The researchers used a combination of AI and neuroscience techniques to create the digital twin. They first recorded the brain activity of real mice as they watched movies made for people, which provided a realistic representation of what the mice might see in natural settings. The films were action-packed and had a lot of movement, which strongly activated the visual system of the mice.
The researchers then used this data to train a core model, which could be customized into a digital twin of any individual mouse with additional training. These digital twins were able to closely simulate the neural activity of their biological counterparts in response to a variety of new visual stimuli, including videos and static images.
The large quantity of aggregated training data was key to the success of the digital twins, allowing them to make accurate predictions about the brain’s response to new situations. The researchers verified these predictions against high-resolution imaging of the mouse visual cortex, which provided unprecedented detail.
This technology has significant implications for the field of neuroscience. By creating a digital twin of the mouse brain, scientists can perform experiments on a realistic simulation of the brain, allowing them to gain insights into how the brain processes information and the principles of intelligence.
The researchers plan to extend their modeling into other brain areas and to animals, including primates, with more advanced cognitive capabilities. This could ultimately lead to the creation of digital twins of at least parts of the human brain, which would be a major breakthrough in the field of neuroscience.
Content:
Unlocking the Secrets of the Brain with Digital Twins
A group of researchers have created a digital twin of the mouse brain, which can predict the response of tens of thousands of neurons to new videos and images. This AI model has been trained on large datasets of brain activity collected from real mice watching movie clips.
The digital twin is an example of a foundation model, capable of learning from large datasets and applying that knowledge to new tasks and new types of data. This technology has the potential to revolutionize the field of neuroscience, allowing scientists to perform experiments on a realistic simulation of the mouse brain and gaining insights into how the brain processes information.
The researchers used a combination of AI and neuroscience techniques to create the digital twin. They first recorded the brain activity of real mice as they watched movies made for people, which provided a realistic representation of what the mice might see in natural settings. The films were action-packed and had a lot of movement, which strongly activated the visual system of the mice.
The researchers then used this data to train a core model, which could be customized into a digital twin of any individual mouse with additional training. These digital twins were able to closely simulate the neural activity of their biological counterparts in response to a variety of new visual stimuli, including videos and static images.
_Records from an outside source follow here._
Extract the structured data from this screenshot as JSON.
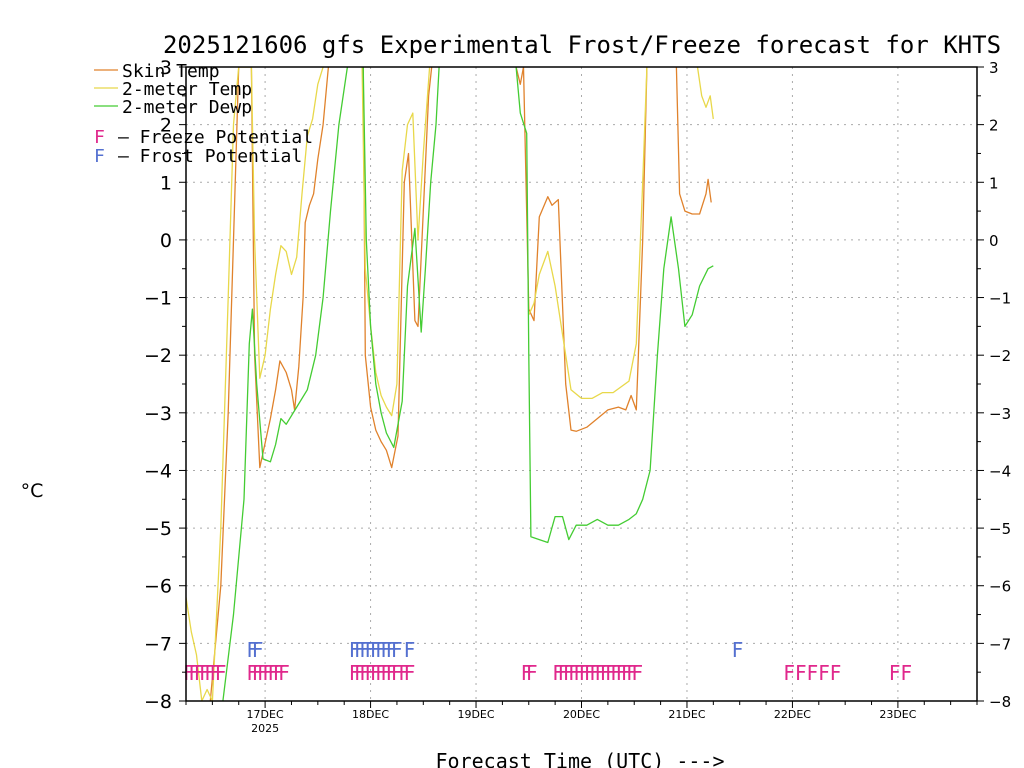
{
  "chart_data": {
    "type": "line",
    "title": "2025121606 gfs Experimental Frost/Freeze forecast for KHTS",
    "xlabel": "Forecast Time (UTC) --->",
    "ylabel": "°C",
    "ylim": [
      -8,
      3
    ],
    "y_ticks": [
      -8,
      -7,
      -6,
      -5,
      -4,
      -3,
      -2,
      -1,
      0,
      1,
      2,
      3
    ],
    "xlim": [
      -0.75,
      6.75
    ],
    "x_ticks": [
      {
        "x": 0,
        "label": "17DEC",
        "sublabel": "2025"
      },
      {
        "x": 1,
        "label": "18DEC",
        "sublabel": ""
      },
      {
        "x": 2,
        "label": "19DEC",
        "sublabel": ""
      },
      {
        "x": 3,
        "label": "20DEC",
        "sublabel": ""
      },
      {
        "x": 4,
        "label": "21DEC",
        "sublabel": ""
      },
      {
        "x": 5,
        "label": "22DEC",
        "sublabel": ""
      },
      {
        "x": 6,
        "label": "23DEC",
        "sublabel": ""
      }
    ],
    "grid": true,
    "legend_position": "top-left",
    "series": [
      {
        "name": "Skin Temp",
        "color": "#e0822c",
        "points": [
          [
            -0.52,
            -8
          ],
          [
            -0.42,
            -6
          ],
          [
            -0.35,
            -3
          ],
          [
            -0.3,
            0
          ],
          [
            -0.25,
            3
          ],
          [
            -0.13,
            3
          ],
          [
            -0.1,
            -2
          ],
          [
            -0.05,
            -3.95
          ],
          [
            0.05,
            -3.1
          ],
          [
            0.1,
            -2.6
          ],
          [
            0.14,
            -2.1
          ],
          [
            0.2,
            -2.3
          ],
          [
            0.25,
            -2.6
          ],
          [
            0.28,
            -2.95
          ],
          [
            0.32,
            -2.2
          ],
          [
            0.36,
            -1
          ],
          [
            0.38,
            0.3
          ],
          [
            0.42,
            0.6
          ],
          [
            0.46,
            0.8
          ],
          [
            0.5,
            1.4
          ],
          [
            0.55,
            2
          ],
          [
            0.6,
            3
          ]
        ],
        "gaps": [
          [
            [
              0.93,
              3
            ],
            [
              0.95,
              -2
            ],
            [
              1,
              -2.9
            ],
            [
              1.05,
              -3.3
            ],
            [
              1.1,
              -3.5
            ],
            [
              1.15,
              -3.65
            ],
            [
              1.2,
              -3.95
            ],
            [
              1.26,
              -3.4
            ],
            [
              1.32,
              1
            ],
            [
              1.36,
              1.5
            ],
            [
              1.42,
              -1.4
            ],
            [
              1.45,
              -1.5
            ],
            [
              1.5,
              0.5
            ],
            [
              1.55,
              2.5
            ],
            [
              1.58,
              3
            ]
          ],
          [
            [
              2.38,
              3
            ],
            [
              2.42,
              2.7
            ],
            [
              2.45,
              3
            ],
            [
              2.5,
              -1.2
            ],
            [
              2.55,
              -1.4
            ],
            [
              2.6,
              0.4
            ],
            [
              2.68,
              0.75
            ],
            [
              2.72,
              0.6
            ],
            [
              2.78,
              0.7
            ],
            [
              2.85,
              -2.5
            ],
            [
              2.9,
              -3.3
            ],
            [
              2.95,
              -3.32
            ],
            [
              3.05,
              -3.25
            ],
            [
              3.15,
              -3.1
            ],
            [
              3.25,
              -2.95
            ],
            [
              3.35,
              -2.9
            ],
            [
              3.42,
              -2.95
            ],
            [
              3.47,
              -2.7
            ],
            [
              3.52,
              -2.95
            ],
            [
              3.58,
              0
            ],
            [
              3.62,
              3
            ]
          ],
          [
            [
              3.9,
              3
            ],
            [
              3.93,
              0.8
            ],
            [
              3.98,
              0.5
            ],
            [
              4.05,
              0.45
            ],
            [
              4.12,
              0.45
            ],
            [
              4.18,
              0.8
            ],
            [
              4.2,
              1.05
            ],
            [
              4.23,
              0.65
            ]
          ]
        ]
      },
      {
        "name": "2-meter Temp",
        "color": "#e8d84a",
        "points": [
          [
            -0.75,
            -6.2
          ],
          [
            -0.7,
            -6.8
          ],
          [
            -0.65,
            -7.2
          ],
          [
            -0.6,
            -8
          ],
          [
            -0.55,
            -7.8
          ],
          [
            -0.5,
            -8
          ],
          [
            -0.42,
            -5
          ],
          [
            -0.35,
            -1
          ],
          [
            -0.3,
            2
          ],
          [
            -0.25,
            3
          ],
          [
            -0.13,
            3
          ],
          [
            -0.1,
            0
          ],
          [
            -0.05,
            -2.4
          ],
          [
            0,
            -2
          ],
          [
            0.05,
            -1.2
          ],
          [
            0.1,
            -0.6
          ],
          [
            0.15,
            -0.1
          ],
          [
            0.2,
            -0.2
          ],
          [
            0.25,
            -0.6
          ],
          [
            0.3,
            -0.3
          ],
          [
            0.35,
            0.8
          ],
          [
            0.4,
            1.8
          ],
          [
            0.45,
            2.1
          ],
          [
            0.5,
            2.7
          ],
          [
            0.55,
            3
          ]
        ],
        "gaps": [
          [
            [
              0.92,
              3
            ],
            [
              0.95,
              -0.5
            ],
            [
              1,
              -1.5
            ],
            [
              1.05,
              -2.3
            ],
            [
              1.1,
              -2.7
            ],
            [
              1.15,
              -2.9
            ],
            [
              1.2,
              -3.05
            ],
            [
              1.25,
              -2.5
            ],
            [
              1.3,
              1.2
            ],
            [
              1.35,
              2
            ],
            [
              1.4,
              2.2
            ],
            [
              1.45,
              0
            ],
            [
              1.5,
              1.5
            ],
            [
              1.56,
              3
            ]
          ],
          [
            [
              2.5,
              -1.3
            ],
            [
              2.55,
              -1.1
            ],
            [
              2.6,
              -0.6
            ],
            [
              2.68,
              -0.2
            ],
            [
              2.75,
              -0.8
            ],
            [
              2.85,
              -2
            ],
            [
              2.9,
              -2.6
            ],
            [
              3,
              -2.75
            ],
            [
              3.1,
              -2.75
            ],
            [
              3.2,
              -2.65
            ],
            [
              3.3,
              -2.65
            ],
            [
              3.45,
              -2.45
            ],
            [
              3.52,
              -1.8
            ],
            [
              3.58,
              1
            ],
            [
              3.62,
              3
            ]
          ],
          [
            [
              4.1,
              3
            ],
            [
              4.14,
              2.5
            ],
            [
              4.18,
              2.3
            ],
            [
              4.22,
              2.5
            ],
            [
              4.25,
              2.1
            ]
          ]
        ]
      },
      {
        "name": "2-meter Dewp",
        "color": "#44cc33",
        "points": [
          [
            -0.4,
            -8
          ],
          [
            -0.3,
            -6.5
          ],
          [
            -0.2,
            -4.5
          ],
          [
            -0.15,
            -1.8
          ],
          [
            -0.12,
            -1.2
          ],
          [
            -0.08,
            -2.5
          ],
          [
            -0.02,
            -3.8
          ],
          [
            0.05,
            -3.85
          ],
          [
            0.1,
            -3.55
          ],
          [
            0.15,
            -3.1
          ],
          [
            0.2,
            -3.2
          ],
          [
            0.3,
            -2.9
          ],
          [
            0.4,
            -2.6
          ],
          [
            0.48,
            -2
          ],
          [
            0.55,
            -1
          ],
          [
            0.62,
            0.5
          ],
          [
            0.7,
            2
          ],
          [
            0.78,
            3
          ]
        ],
        "gaps": [
          [
            [
              0.93,
              3
            ],
            [
              0.96,
              0
            ],
            [
              1,
              -1.5
            ],
            [
              1.05,
              -2.5
            ],
            [
              1.1,
              -3
            ],
            [
              1.15,
              -3.35
            ],
            [
              1.22,
              -3.6
            ],
            [
              1.3,
              -2.8
            ],
            [
              1.35,
              -0.8
            ],
            [
              1.42,
              0.2
            ],
            [
              1.48,
              -1.6
            ],
            [
              1.52,
              -0.5
            ],
            [
              1.57,
              1
            ],
            [
              1.62,
              2
            ],
            [
              1.65,
              3
            ]
          ],
          [
            [
              2.38,
              3
            ],
            [
              2.42,
              2.2
            ],
            [
              2.48,
              1.85
            ],
            [
              2.5,
              -2
            ],
            [
              2.52,
              -5.15
            ],
            [
              2.6,
              -5.2
            ],
            [
              2.68,
              -5.25
            ],
            [
              2.75,
              -4.8
            ],
            [
              2.82,
              -4.8
            ],
            [
              2.88,
              -5.2
            ],
            [
              2.95,
              -4.95
            ],
            [
              3.05,
              -4.95
            ],
            [
              3.15,
              -4.85
            ],
            [
              3.25,
              -4.95
            ],
            [
              3.35,
              -4.95
            ],
            [
              3.45,
              -4.85
            ],
            [
              3.52,
              -4.75
            ],
            [
              3.58,
              -4.5
            ],
            [
              3.65,
              -4
            ],
            [
              3.72,
              -2
            ],
            [
              3.78,
              -0.5
            ],
            [
              3.85,
              0.4
            ],
            [
              3.92,
              -0.5
            ],
            [
              3.98,
              -1.5
            ],
            [
              4.05,
              -1.3
            ],
            [
              4.12,
              -0.8
            ],
            [
              4.2,
              -0.5
            ],
            [
              4.25,
              -0.45
            ]
          ]
        ]
      }
    ],
    "markers": [
      {
        "label": "F",
        "type": "Freeze Potential",
        "color": "#e0288c",
        "y": -7.5,
        "x": [
          -0.72,
          -0.67,
          -0.62,
          -0.57,
          -0.52,
          -0.47,
          -0.42,
          -0.12,
          -0.07,
          -0.02,
          0.03,
          0.08,
          0.13,
          0.18,
          0.85,
          0.9,
          0.95,
          1,
          1.05,
          1.1,
          1.15,
          1.2,
          1.25,
          1.32,
          1.37,
          2.48,
          2.53,
          2.78,
          2.83,
          2.88,
          2.93,
          2.98,
          3.03,
          3.08,
          3.13,
          3.18,
          3.23,
          3.28,
          3.33,
          3.38,
          3.43,
          3.48,
          3.53,
          4.97,
          5.08,
          5.19,
          5.3,
          5.41,
          5.97,
          6.08
        ]
      },
      {
        "label": "F",
        "type": "Frost Potential",
        "color": "#5470d0",
        "y": -7.1,
        "x": [
          -0.12,
          -0.07,
          0.85,
          0.9,
          0.95,
          1,
          1.05,
          1.1,
          1.15,
          1.2,
          1.25,
          1.37,
          4.48
        ]
      }
    ],
    "legend": [
      {
        "label": "Skin Temp",
        "color": "#e0822c"
      },
      {
        "label": "2-meter Temp",
        "color": "#e8d84a"
      },
      {
        "label": "2-meter Dewp",
        "color": "#44cc33"
      }
    ],
    "potential_legend": [
      {
        "prefix": "F",
        "text": "– Freeze Potential",
        "color": "#e0288c"
      },
      {
        "prefix": "F",
        "text": "– Frost Potential",
        "color": "#5470d0"
      }
    ]
  }
}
The large quantity of aggregated training data was key to the success of the digital twins, allowing them to make accurate predictions about the brain’s response to new situations. The researchers verified these predictions against high-resolution imaging of the mouse visual cortex, which provided unprecedented detail.
This technology has significant implications for the field of neuroscience. By creating a digital twin of the mouse brain, scientists can perform experiments on a realistic simulation of the brain, allowing them to gain insights into how the brain processes information and the principles of intelligence.
The researchers plan to extend their modeling into other brain areas and to animals, including primates, with more advanced cognitive capabilities. This could ultimately lead to the creation of digital twins of at least parts of the human brain, which would be a major breakthrough in the field of neuroscience.
Funding:
The study received funding from the Intelligence Advanced Research Projects Activity, a National Science Foundation NeuroNex grant, the National Institute of Mental Health, the National Institute of Neurological Disorders and Stroke (grant U19MH114830), the National Eye Institute (grant R01 EY026927 and Core Grant for Vision Research T32-EY-002520-37), the European Research Council and the Deutsche Forschungsgemeinschaft.